Итак, Сад отрицает человека и его мораль, поскольку и то и другое отрицается Богом. Но одновременно он отрицает и Бога, до сих пор выступавшего для него в роли поручителя и сообщника. Во имя чего он это делает? Во имя инстинкта, самого сильного у человека, которого людская ненависть вынудила жить в тюремных стенах – речь идет о половом влечении. Что это за инстинкт? С одной стороны, это крик самой природы, а с другой – слепой порыв к полному обладанию людьми даже ценой их уничтожения.
Альбер Камю – французский писатель и философ, близкий к экзистенциализму
Сад отрицает Бога во имя природы – идеологический материал для этого он почерпнет из рассуждений современных ему механицистов. Сад изображает природу как разрушительную силу. Природа для него – это секс; собственная логика заводит философа в хаотическую вселенную, в которой господствует только неиссякаемая энергия вожделения. Здесь его воспламененное царство, откуда он черпает самые вызывающие свои высказывания: «Что значат все живые создания по сравнению с любым из наших желаний!» Герой Сада пускается в длинные рассуждения о том, что природа нуждается в преступлении, что разрушение необходимо ради созидания, что, разрушая себя, человек тем самым способствует делу созидания в природе. И цель всех этих рассуждений – обосновать абсолютную свободу Сада-узника, осужденного столь несправедливо, что он не может не желать, чтобы все взлетело на воздух. В этом он противостоит своему времени: ему нужна не свобода принципов, а свобода инстинктов.

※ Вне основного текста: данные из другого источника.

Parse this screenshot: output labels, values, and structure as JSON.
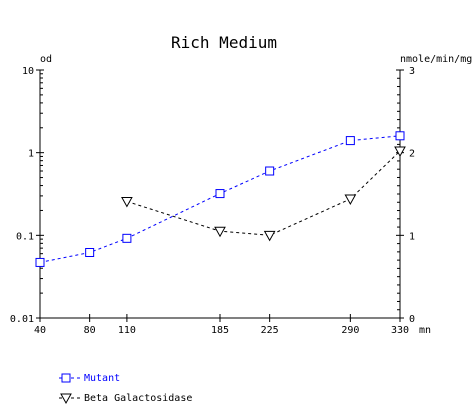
{
  "chart_data": {
    "type": "line",
    "title": "Rich Medium",
    "x_unit_label": "mn",
    "x_ticks": [
      40,
      80,
      110,
      185,
      225,
      290,
      330
    ],
    "x_range": [
      40,
      330
    ],
    "left_axis": {
      "label": "od",
      "scale": "log",
      "range": [
        0.01,
        10
      ],
      "ticks": [
        {
          "value": 0.01,
          "label": "0.01"
        },
        {
          "value": 0.1,
          "label": "0.1"
        },
        {
          "value": 1,
          "label": "1"
        },
        {
          "value": 10,
          "label": "10"
        }
      ]
    },
    "right_axis": {
      "label": "nmole/min/mg",
      "scale": "linear",
      "range": [
        0,
        3
      ],
      "ticks": [
        {
          "value": 0,
          "label": "0"
        },
        {
          "value": 1,
          "label": "1"
        },
        {
          "value": 2,
          "label": "2"
        },
        {
          "value": 3,
          "label": "3"
        }
      ]
    },
    "series": [
      {
        "name": "Mutant",
        "axis": "left",
        "marker": "square",
        "color": "#0000ff",
        "points": [
          [
            40,
            0.047
          ],
          [
            80,
            0.062
          ],
          [
            110,
            0.092
          ],
          [
            185,
            0.32
          ],
          [
            225,
            0.6
          ],
          [
            290,
            1.4
          ],
          [
            330,
            1.6
          ]
        ]
      },
      {
        "name": "Beta Galactosidase",
        "axis": "right",
        "marker": "triangle-down",
        "color": "#000000",
        "points": [
          [
            110,
            1.41
          ],
          [
            185,
            1.05
          ],
          [
            225,
            1.0
          ],
          [
            290,
            1.44
          ],
          [
            330,
            2.02
          ]
        ]
      }
    ],
    "legend_position": "bottom-left",
    "grid": false
  }
}
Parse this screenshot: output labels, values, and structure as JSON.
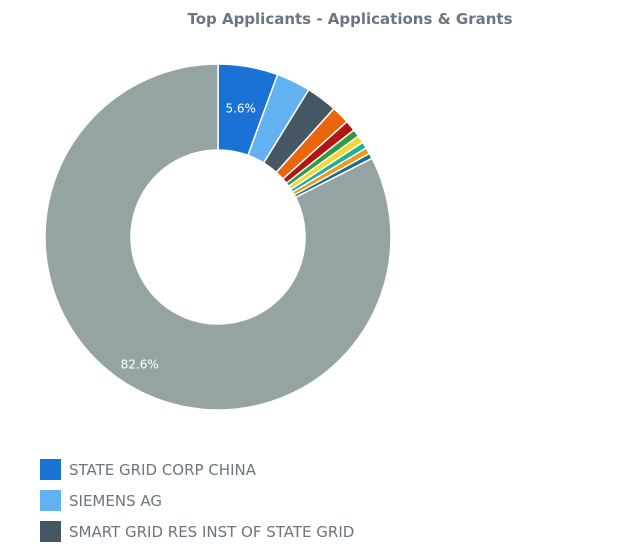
{
  "chart_data": {
    "type": "pie",
    "title": "Top Applicants - Applications & Grants",
    "legend_position": "bottom",
    "series": [
      {
        "name": "STATE GRID CORP CHINA",
        "value": 5.6,
        "color": "#1a73d4",
        "label": "5.6%"
      },
      {
        "name": "SIEMENS AG",
        "value": 3.2,
        "color": "#62b2f2"
      },
      {
        "name": "SMART GRID RES INST OF STATE GRID",
        "value": 2.9,
        "color": "#455762"
      },
      {
        "color": "#e9660c",
        "value": 1.7
      },
      {
        "color": "#b31414",
        "value": 1.0
      },
      {
        "color": "#2f9b3f",
        "value": 0.7
      },
      {
        "color": "#f4d535",
        "value": 0.7
      },
      {
        "color": "#1ab294",
        "value": 0.6
      },
      {
        "color": "#f19818",
        "value": 0.6
      },
      {
        "color": "#1c6b86",
        "value": 0.5
      },
      {
        "name": "",
        "value": 82.6,
        "color": "#95a4a3",
        "label": "82.6%"
      }
    ]
  },
  "legend": [
    {
      "label": "STATE GRID CORP CHINA",
      "color": "#1a73d4"
    },
    {
      "label": "SIEMENS AG",
      "color": "#62b2f2"
    },
    {
      "label": "SMART GRID RES INST OF STATE GRID",
      "color": "#455762"
    }
  ]
}
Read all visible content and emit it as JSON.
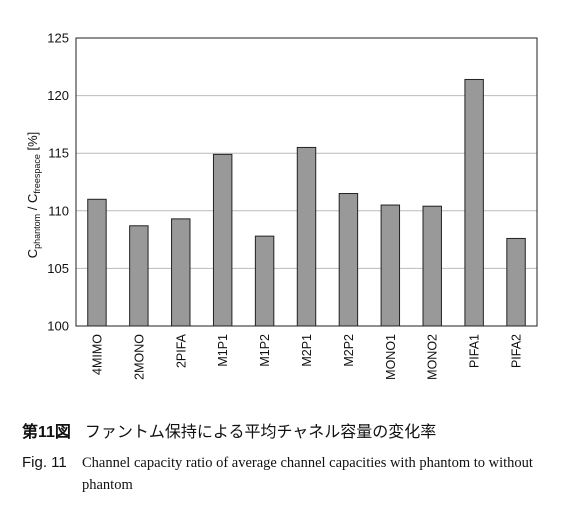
{
  "chart_data": {
    "type": "bar",
    "categories": [
      "4MIMO",
      "2MONO",
      "2PIFA",
      "M1P1",
      "M1P2",
      "M2P1",
      "M2P2",
      "MONO1",
      "MONO2",
      "PIFA1",
      "PIFA2"
    ],
    "values": [
      111.0,
      108.7,
      109.3,
      114.9,
      107.8,
      115.5,
      111.5,
      110.5,
      110.4,
      121.4,
      107.6
    ],
    "ylim": [
      100,
      125
    ],
    "yticks": [
      100,
      105,
      110,
      115,
      120,
      125
    ],
    "ylabel": {
      "main": "C",
      "sub1": "phantom",
      "mid": " / C",
      "sub2": "freespace",
      "unit": " [%]"
    },
    "grid": true,
    "bar_color": "#999999",
    "grid_color": "#bbbbbb"
  },
  "caption": {
    "jp_number": "第11図",
    "jp_text": "ファントム保持による平均チャネル容量の変化率",
    "en_number": "Fig. 11",
    "en_text": "Channel capacity ratio of average channel capacities with phantom to without phantom"
  }
}
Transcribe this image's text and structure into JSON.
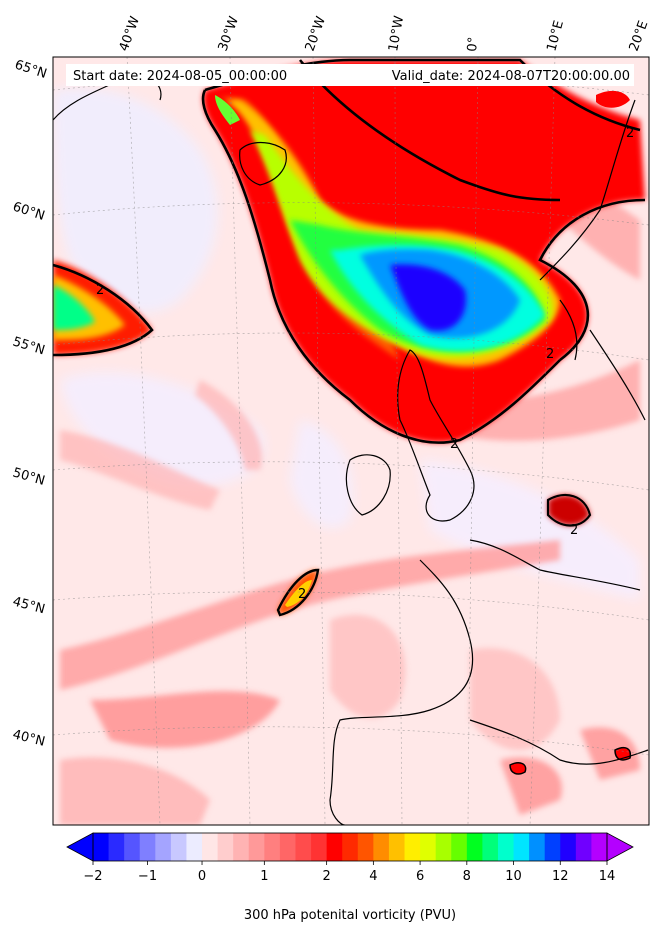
{
  "header": {
    "start_date": "Start date: 2024-08-05_00:00:00",
    "valid_date": "Valid_date: 2024-08-07T20:00:00.00"
  },
  "map": {
    "projection_hint": "stereographic north-atlantic",
    "lon_labels": [
      "40°W",
      "30°W",
      "20°W",
      "10°W",
      "0°",
      "10°E",
      "20°E"
    ],
    "lat_labels": [
      "65°N",
      "60°N",
      "55°N",
      "50°N",
      "45°N",
      "40°N"
    ],
    "contour_level_label": "2",
    "colors": {
      "background": "#ffe6e6",
      "land_outline": "#000000",
      "contour": "#000000"
    }
  },
  "colorbar": {
    "label": "300 hPa potenital vorticity (PVU)",
    "tick_labels": [
      "−2",
      "−1",
      "0",
      "1",
      "2",
      "4",
      "6",
      "8",
      "10",
      "12",
      "14"
    ],
    "colors": [
      "#0000ff",
      "#2a2aff",
      "#5555ff",
      "#7f7fff",
      "#a4a4ff",
      "#c8c8ff",
      "#ececff",
      "#ffe6e6",
      "#ffcdcd",
      "#ffb3b3",
      "#ff9999",
      "#ff7f7f",
      "#ff6666",
      "#ff4c4c",
      "#ff3333",
      "#ff0000",
      "#ff2a00",
      "#ff5500",
      "#ff8c00",
      "#ffc000",
      "#ffee00",
      "#e0ff00",
      "#a8ff00",
      "#66ff00",
      "#00ff20",
      "#00ff7a",
      "#00ffcc",
      "#00e5ff",
      "#0090ff",
      "#0040ff",
      "#2000ff",
      "#7000ff",
      "#b400ff"
    ]
  }
}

Без сомнения, и Сад мечтал о всемирной республике, план построения которой излагает один из его персонажей, мудрый реформатор Заме. Таким образом, он показывает нам, что одно из возможных направлений бунта – освобождение всего мира. Оно будет происходить по мере того, как движение бунта станет набирать скорость и ему будет все труднее мириться с какими-либо границами. Но все в нем противоречит этой благочестивой мечте. Другом рода человеческого его не назовешь, филантропов он ненавидит. Равенство, о котором Сад порой заводит речь, для него понятие чисто математическое: равнозначность объектов, каковы суть люди, отвратительное равенство жертв. Тому, кто доводит свое желание до конца, необходимо господствовать над всем и всеми; подлинное исполнение такого желания в ненависти. В республике Сада нет свободы для принципа, зато есть вольнодумство. «Справедливость, – пишет сей необычный демократ, – не обладает подлинным существованием. Это не что иное, как божество всех страстей».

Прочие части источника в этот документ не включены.